X

  • 23 Июль
  • 2024 года
  • № 79
  • 5578

Из окружения

Окончание. Начало в N 26.

Командир отделения 624-го стрелкового полка А.К. Кучинский:

«Пошли мы на сближение с противником. Через рощу вдоль дороги — перебежками дальше, и вдруг по нам ударили пулеметы. Разорвался один снаряд, потом другой. Залегли, пытаемся вести наблюдение, но ничего не видно, да и немецкий пулемет строчит так, что головы не поднять. Решили сменить позицию, выдвинулись на ржаное поле. Окопались. Так день и прошел — перебежки, перестрелки. У меня сохранилась записная книжка: «Первый бой. Из 53 человек нашего взвода в живых осталось 19…»

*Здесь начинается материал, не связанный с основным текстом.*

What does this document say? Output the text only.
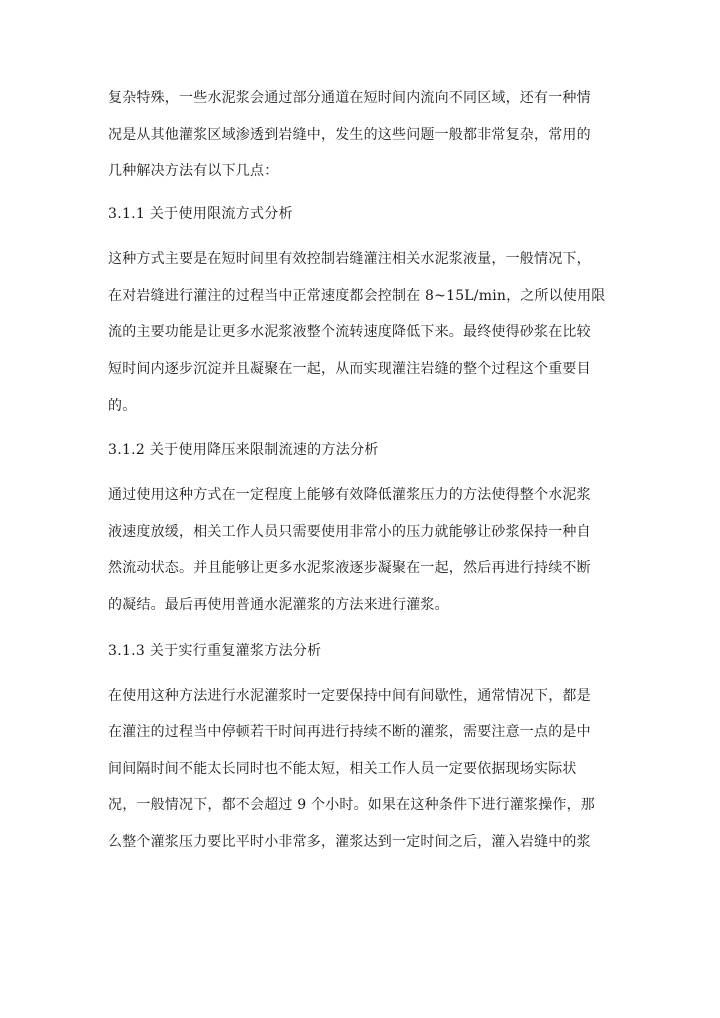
复杂特殊，一些水泥浆会通过部分通道在短时间内流向不同区域，还有一种情
况是从其他灌浆区域渗透到岩缝中，发生的这些问题一般都非常复杂，常用的
几种解决方法有以下几点：
3.1.1 关于使用限流方式分析
这种方式主要是在短时间里有效控制岩缝灌注相关水泥浆液量，一般情况下，
在对岩缝进行灌注的过程当中正常速度都会控制在 8~15L/min，之所以使用限
流的主要功能是让更多水泥浆液整个流转速度降低下来。最终使得砂浆在比较
短时间内逐步沉淀并且凝聚在一起，从而实现灌注岩缝的整个过程这个重要目
的。
3.1.2 关于使用降压来限制流速的方法分析
通过使用这种方式在一定程度上能够有效降低灌浆压力的方法使得整个水泥浆
液速度放缓，相关工作人员只需要使用非常小的压力就能够让砂浆保持一种自
然流动状态。并且能够让更多水泥浆液逐步凝聚在一起，然后再进行持续不断
的凝结。最后再使用普通水泥灌浆的方法来进行灌浆。
3.1.3 关于实行重复灌浆方法分析
在使用这种方法进行水泥灌浆时一定要保持中间有间歇性，通常情况下，都是
在灌注的过程当中停顿若干时间再进行持续不断的灌浆，需要注意一点的是中
间间隔时间不能太长同时也不能太短，相关工作人员一定要依据现场实际状
况，一般情况下，都不会超过 9 个小时。如果在这种条件下进行灌浆操作，那
么整个灌浆压力要比平时小非常多，灌浆达到一定时间之后，灌入岩缝中的浆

Маршал Бирюзов, командовавший в тех боях 132-й стрелковой дивизией, вспоминал: «Куда тяжелей пришлось тогда левому соседу — 137-й стрелковой дивизии, на стыке с которой враг наносил главный удар. Здесь бой достиг наивысшего напряжения. Весь район, казалось, был залит кровью и объят пламенем. Горело все: подожженные немцами деревни, подбитые танки, автомашины…»

В день своего первого боя -13 июля 1941 года — дивизия отбила все атаки противника и не отступила ни на шаг.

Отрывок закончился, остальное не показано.